In the following pages I have endeavoured to give a brief account of the signification of the different bones composing the human skeleton, and to familiarise the mind of the Student in Anatomy with the idea that the whole body is formed of a succession of vertebral segments. The book is unsuited to those who have not previously rendered themselves well versed in elementary Osteology by the careful examination of the different bones, and by the attentive perusal of some of those excellent systems of Anatomy, which, I am happy to say, have been of late years published by our own countrymen, as well as by continental authors. Nor is it put forward as perfect of its kind, the object being simply to direct attention to those discoveries which have been worked out during the last few years, and which, commencing in the skeleton, have been extended over the nervous, the vascular, and the muscular systems. But until the signification of particular bones is more generally understood, the Science of Anatomy must remain as it is, and comprise with the useful much that is dry, unprofitable, and, in many instances, unnecessarily complicated. I must request those who object to the introduction of new terms to suspend their judgment until they have perused the whole work, and then to consider how far it would have been possible to substitute others in more general use. If those to whom an altered nomenclature in Osteology is so distasteful would denounce .the new terms which have been permitted, without remark, to creep year by year into Neurology, they would confer a real benefit upon the Science of Anatomy. It is important to know the elements composing a "transverse process" of a vertebra: upon their proper determination depends the true interpretation of the muscles, arteries, and nerves which surround it; but it is injurious to the cause of Anatomy to multiply names which are applied, without any physiological deduction, to the undefined irregularities of surface noticed upon such an organ as the cerebellum.
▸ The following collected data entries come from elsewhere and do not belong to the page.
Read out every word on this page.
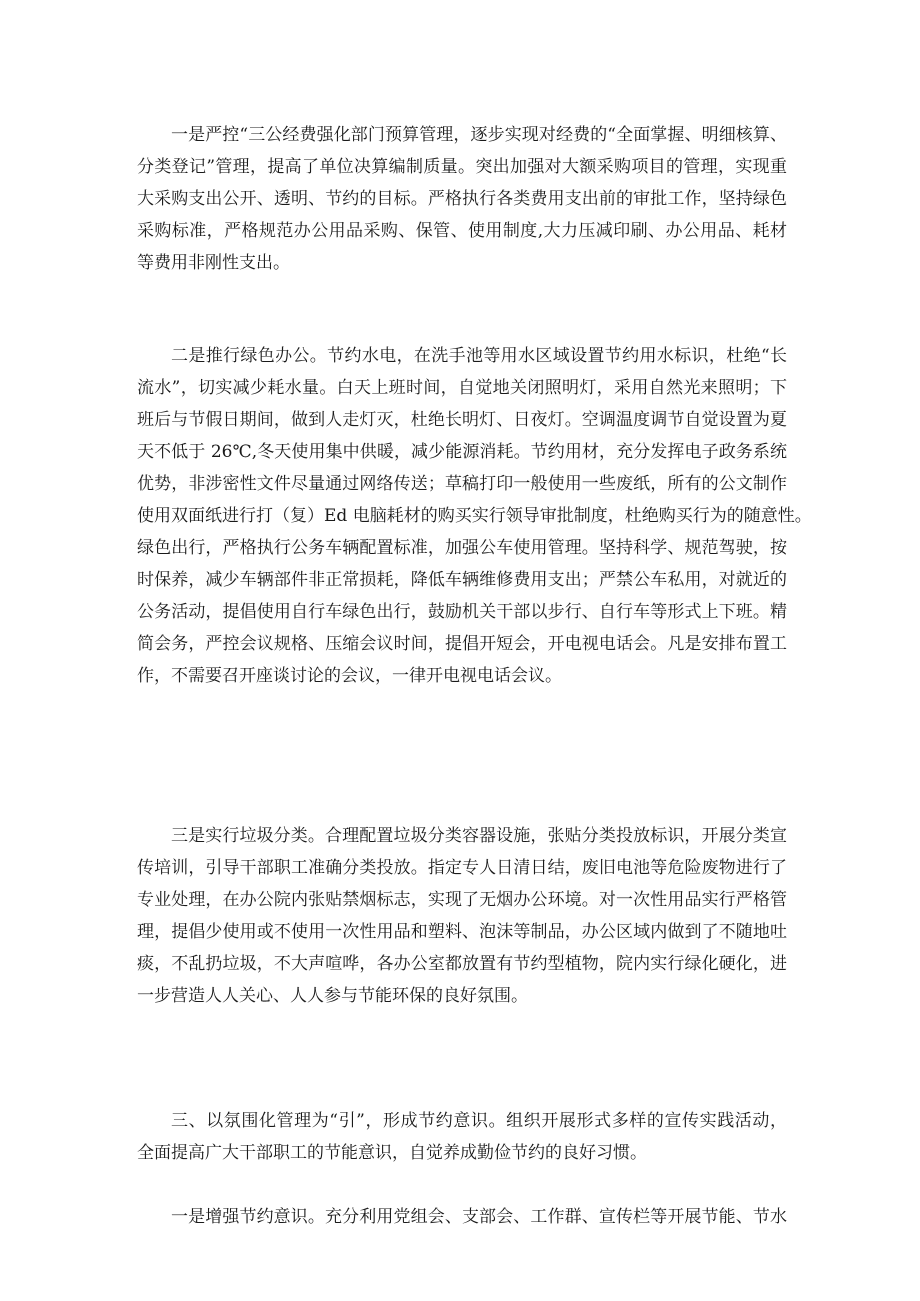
一是严控“三公经费强化部门预算管理，逐步实现对经费的“全面掌握、明细核算、
分类登记”管理，提高了单位决算编制质量。突出加强对大额采购项目的管理，实现重
大采购支出公开、透明、节约的目标。严格执行各类费用支出前的审批工作，坚持绿色
采购标准，严格规范办公用品采购、保管、使用制度,大力压减印刷、办公用品、耗材
等费用非刚性支出。
二是推行绿色办公。节约水电，在洗手池等用水区域设置节约用水标识，杜绝“长
流水”，切实减少耗水量。白天上班时间，自觉地关闭照明灯，采用自然光来照明；下
班后与节假日期间，做到人走灯灭，杜绝长明灯、日夜灯。空调温度调节自觉设置为夏
天不低于 26℃,冬天使用集中供暖，减少能源消耗。节约用材，充分发挥电子政务系统
优势，非涉密性文件尽量通过网络传送；草稿打印一般使用一些废纸，所有的公文制作
使用双面纸进行打（复）Ed 电脑耗材的购买实行领导审批制度，杜绝购买行为的随意性。
绿色出行，严格执行公务车辆配置标准，加强公车使用管理。坚持科学、规范驾驶，按
时保养，减少车辆部件非正常损耗，降低车辆维修费用支出；严禁公车私用，对就近的
公务活动，提倡使用自行车绿色出行，鼓励机关干部以步行、自行车等形式上下班。精
简会务，严控会议规格、压缩会议时间，提倡开短会，开电视电话会。凡是安排布置工
作，不需要召开座谈讨论的会议，一律开电视电话会议。
三是实行垃圾分类。合理配置垃圾分类容器设施，张贴分类投放标识，开展分类宣
传培训，引导干部职工准确分类投放。指定专人日清日结，废旧电池等危险废物进行了
专业处理，在办公院内张贴禁烟标志，实现了无烟办公环境。对一次性用品实行严格管
理，提倡少使用或不使用一次性用品和塑料、泡沫等制品，办公区域内做到了不随地吐
痰，不乱扔垃圾，不大声喧哗，各办公室都放置有节约型植物，院内实行绿化硬化，进
一步营造人人关心、人人参与节能环保的良好氛围。
三、以氛围化管理为“引”，形成节约意识。组织开展形式多样的宣传实践活动，
全面提高广大干部职工的节能意识，自觉养成勤俭节约的良好习惯。
一是增强节约意识。充分利用党组会、支部会、工作群、宣传栏等开展节能、节水
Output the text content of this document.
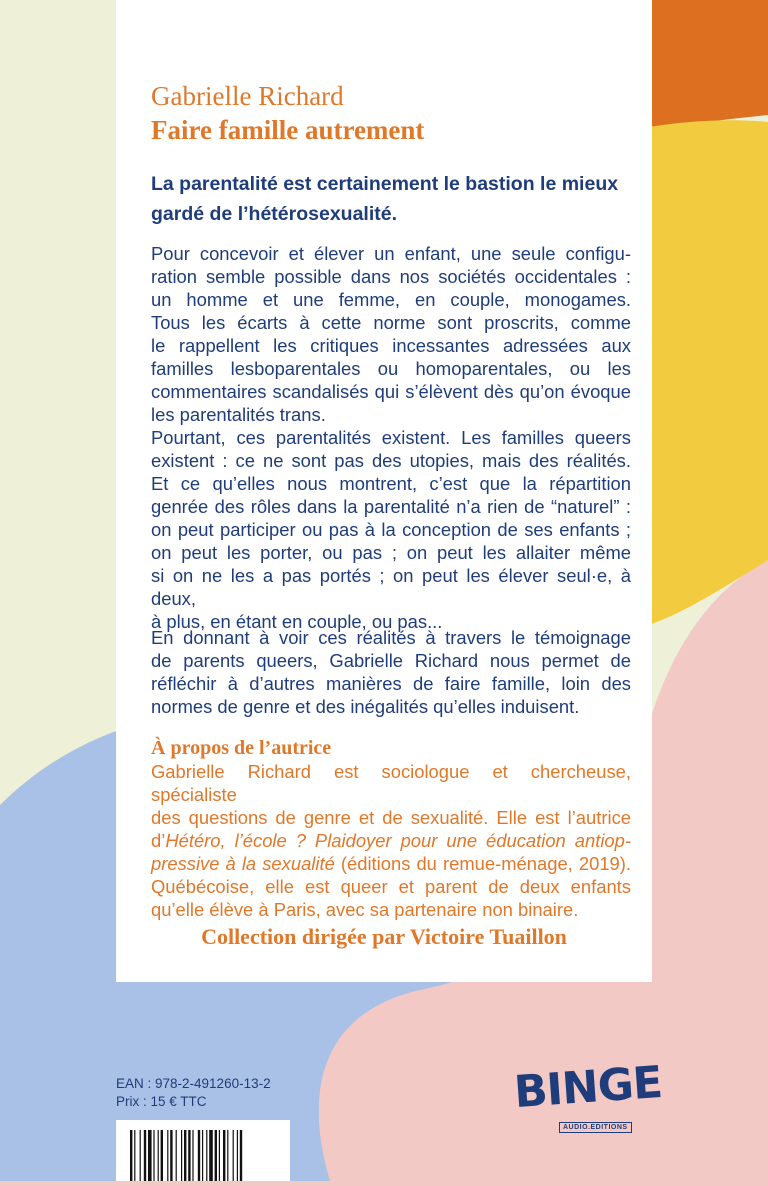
Gabrielle Richard
Faire famille autrement
La parentalité est certainement le bastion le mieux
gardé de l’hétérosexualité.
Pour concevoir et élever un enfant, une seule configu-
ration semble possible dans nos sociétés occidentales :
un homme et une femme, en couple, monogames.
Tous les écarts à cette norme sont proscrits, comme
le rappellent les critiques incessantes adressées aux
familles lesboparentales ou homoparentales, ou les
commentaires scandalisés qui s’élèvent dès qu’on évoque
les parentalités trans.
Pourtant, ces parentalités existent. Les familles queers
existent : ce ne sont pas des utopies, mais des réalités.
Et ce qu’elles nous montrent, c’est que la répartition
genrée des rôles dans la parentalité n’a rien de “naturel” :
on peut participer ou pas à la conception de ses enfants ;
on peut les porter, ou pas ; on peut les allaiter même
si on ne les a pas portés ; on peut les élever seul·e, à deux,
à plus, en étant en couple, ou pas...
En donnant à voir ces réalités à travers le témoignage
de parents queers, Gabrielle Richard nous permet de
réfléchir à d’autres manières de faire famille, loin des
normes de genre et des inégalités qu’elles induisent.
À propos de l’autrice
Gabrielle Richard est sociologue et chercheuse, spécialiste
des questions de genre et de sexualité. Elle est l’autrice
d’Hétéro, l’école ? Plaidoyer pour une éducation antiop-
pressive à la sexualité (éditions du remue-ménage, 2019).
Québécoise, elle est queer et parent de deux enfants
qu’elle élève à Paris, avec sa partenaire non binaire.
Collection dirigée par Victoire Tuaillon
EAN : 978-2-491260-13-2
Prix : 15 € TTC	BINGE
AUDIO.EDITIONS
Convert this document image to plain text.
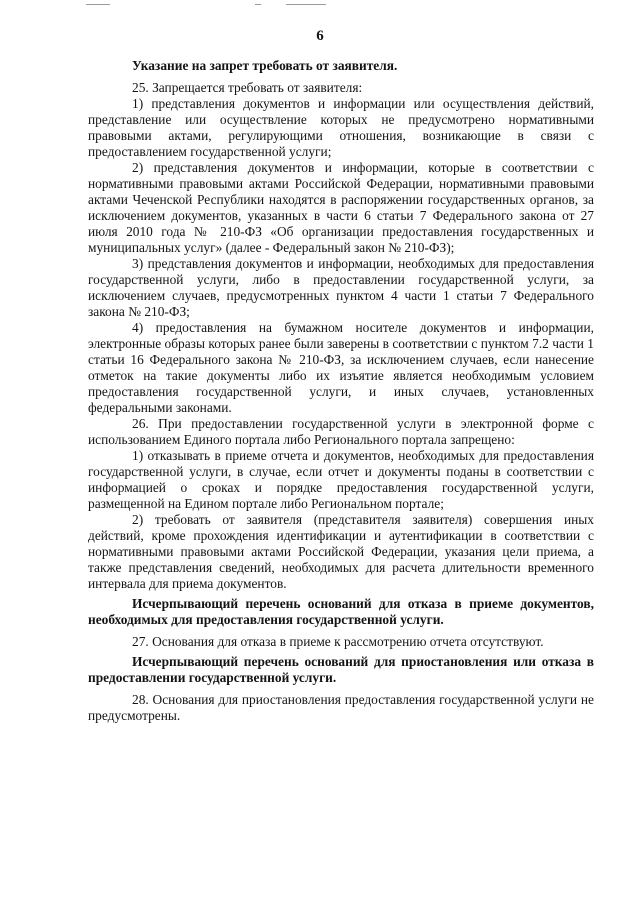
6

Указание на запрет требовать от заявителя.

25. Запрещается требовать от заявителя:

1) представления документов и информации или осуществления действий, представление или осуществление которых не предусмотрено нормативными правовыми актами, регулирующими отношения, возникающие в связи с предоставлением государственной услуги;

2) представления документов и информации, которые в соответствии с нормативными правовыми актами Российской Федерации, нормативными правовыми актами Чеченской Республики находятся в распоряжении государственных органов, за исключением документов, указанных в части 6 статьи 7 Федерального закона от 27 июля 2010 года № 210-ФЗ «Об организации предоставления государственных и муниципальных услуг» (далее - Федеральный закон № 210-ФЗ);

3) представления документов и информации, необходимых для предоставления государственной услуги, либо в предоставлении государственной услуги, за исключением случаев, предусмотренных пунктом 4 части 1 статьи 7 Федерального закона № 210-ФЗ;

4) предоставления на бумажном носителе документов и информации, электронные образы которых ранее были заверены в соответствии с пунктом 7.2 части 1 статьи 16 Федерального закона № 210-ФЗ, за исключением случаев, если нанесение отметок на такие документы либо их изъятие является необходимым условием предоставления государственной услуги, и иных случаев, установленных федеральными законами.

26. При предоставлении государственной услуги в электронной форме с использованием Единого портала либо Регионального портала запрещено:

1) отказывать в приеме отчета и документов, необходимых для предоставления государственной услуги, в случае, если отчет и документы поданы в соответствии с информацией о сроках и порядке предоставления государственной услуги, размещенной на Едином портале либо Региональном портале;

2) требовать от заявителя (представителя заявителя) совершения иных действий, кроме прохождения идентификации и аутентификации в соответствии с нормативными правовыми актами Российской Федерации, указания цели приема, а также представления сведений, необходимых для расчета длительности временного интервала для приема документов.

Исчерпывающий перечень оснований для отказа в приеме документов, необходимых для предоставления государственной услуги.

27. Основания для отказа в приеме к рассмотрению отчета отсутствуют.

Исчерпывающий перечень оснований для приостановления или отказа в предоставлении государственной услуги.

28. Основания для приостановления предоставления государственной услуги не предусмотрены.
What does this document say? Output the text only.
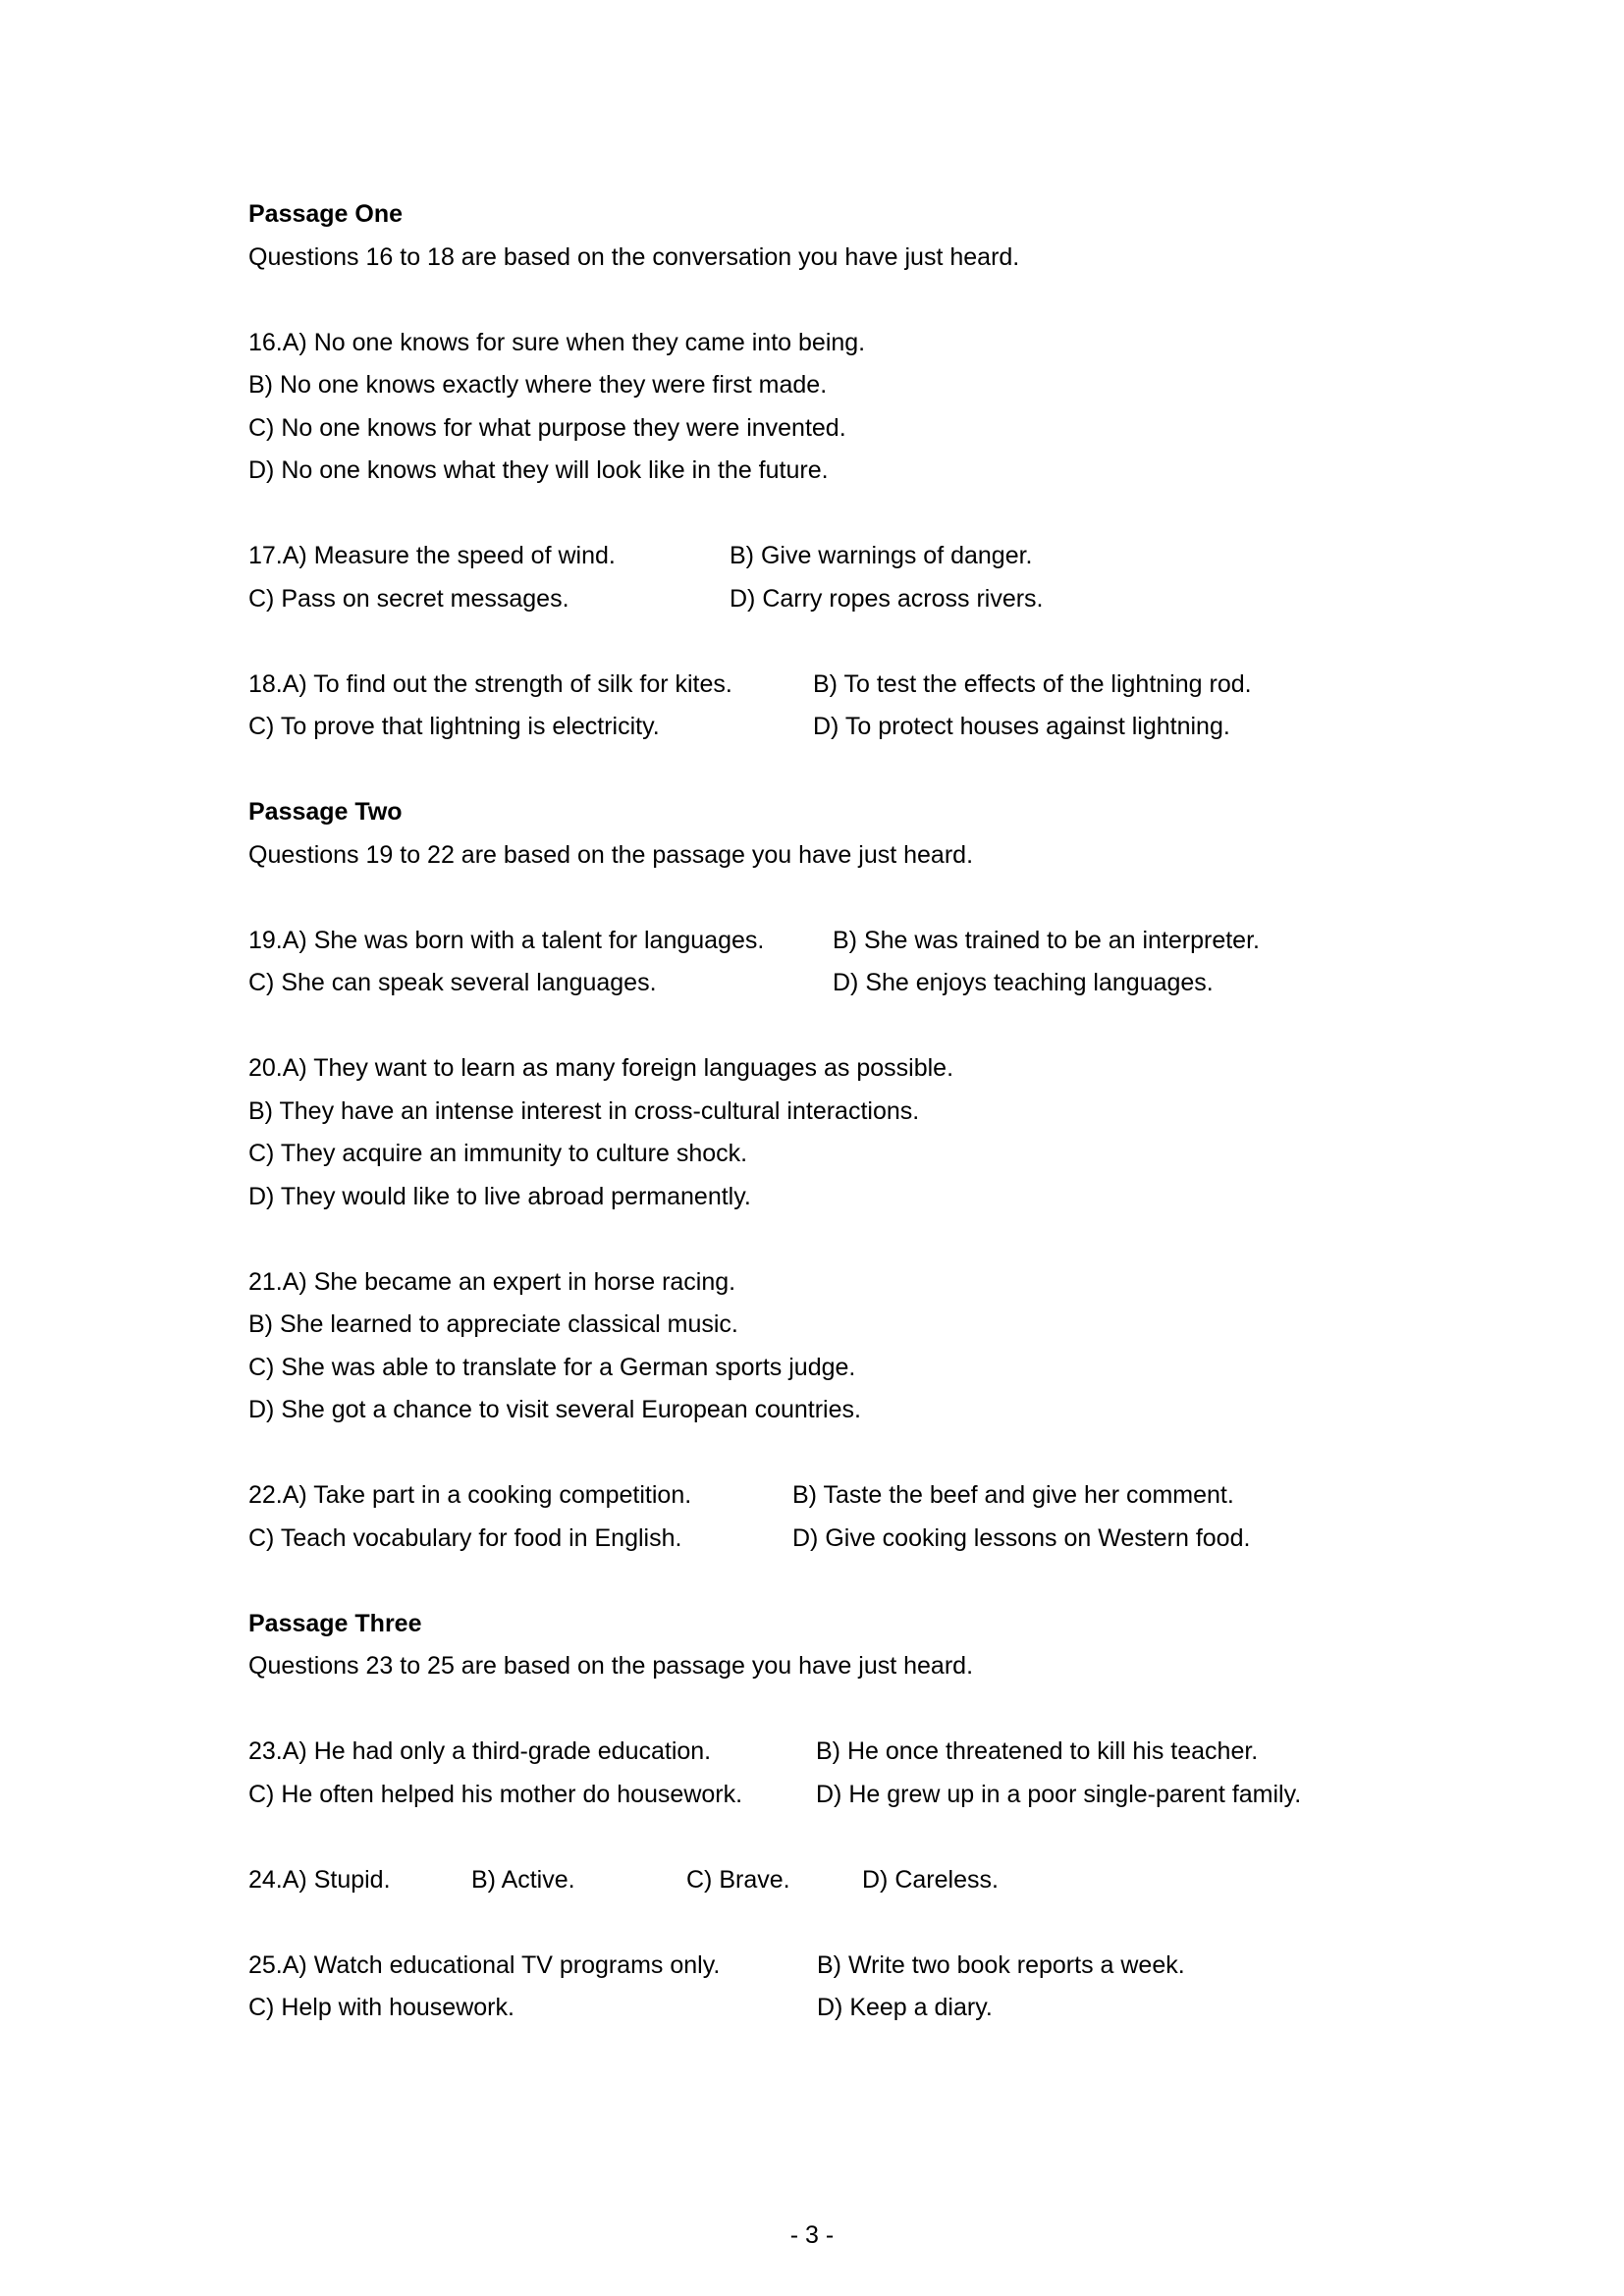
Passage One
Questions 16 to 18 are based on the conversation you have just heard.
16.A) No one knows for sure when they came into being.
B) No one knows exactly where they were first made.
C) No one knows for what purpose they were invented.
D) No one knows what they will look like in the future.
17.A) Measure the speed of wind.	B) Give warnings of danger.
C) Pass on secret messages.	D) Carry ropes across rivers.
18.A) To find out the strength of silk for kites.	B) To test the effects of the lightning rod.
C) To prove that lightning is electricity.	D) To protect houses against lightning.
Passage Two
Questions 19 to 22 are based on the passage you have just heard.
19.A) She was born with a talent for languages.	B) She was trained to be an interpreter.
C) She can speak several languages.	D) She enjoys teaching languages.
20.A) They want to learn as many foreign languages as possible.
B) They have an intense interest in cross-cultural interactions.
C) They acquire an immunity to culture shock.
D) They would like to live abroad permanently.
21.A) She became an expert in horse racing.
B) She learned to appreciate classical music.
C) She was able to translate for a German sports judge.
D) She got a chance to visit several European countries.
22.A) Take part in a cooking competition.	B) Taste the beef and give her comment.
C) Teach vocabulary for food in English.	D) Give cooking lessons on Western food.
Passage Three
Questions 23 to 25 are based on the passage you have just heard.
23.A) He had only a third-grade education.	B) He once threatened to kill his teacher.
C) He often helped his mother do housework.	D) He grew up in a poor single-parent family.
24.A) Stupid.	B) Active.	C) Brave.	D) Careless.
25.A) Watch educational TV programs only.	B) Write two book reports a week.
C) Help with housework.	D) Keep a diary.
- 3 -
The subject being new to Students, I have laid myself open to the charge of repetition by going over parts of the subject twice in different forms, in the hope that facts of importance might be more firmly impressed upon the memory.
I have, in conclusion, to express my thanks to Professor Owen, for the readiness with which he has afforded me every assistance in my attempt to introduce a system, of which he is the founder, into general anatomical instruction.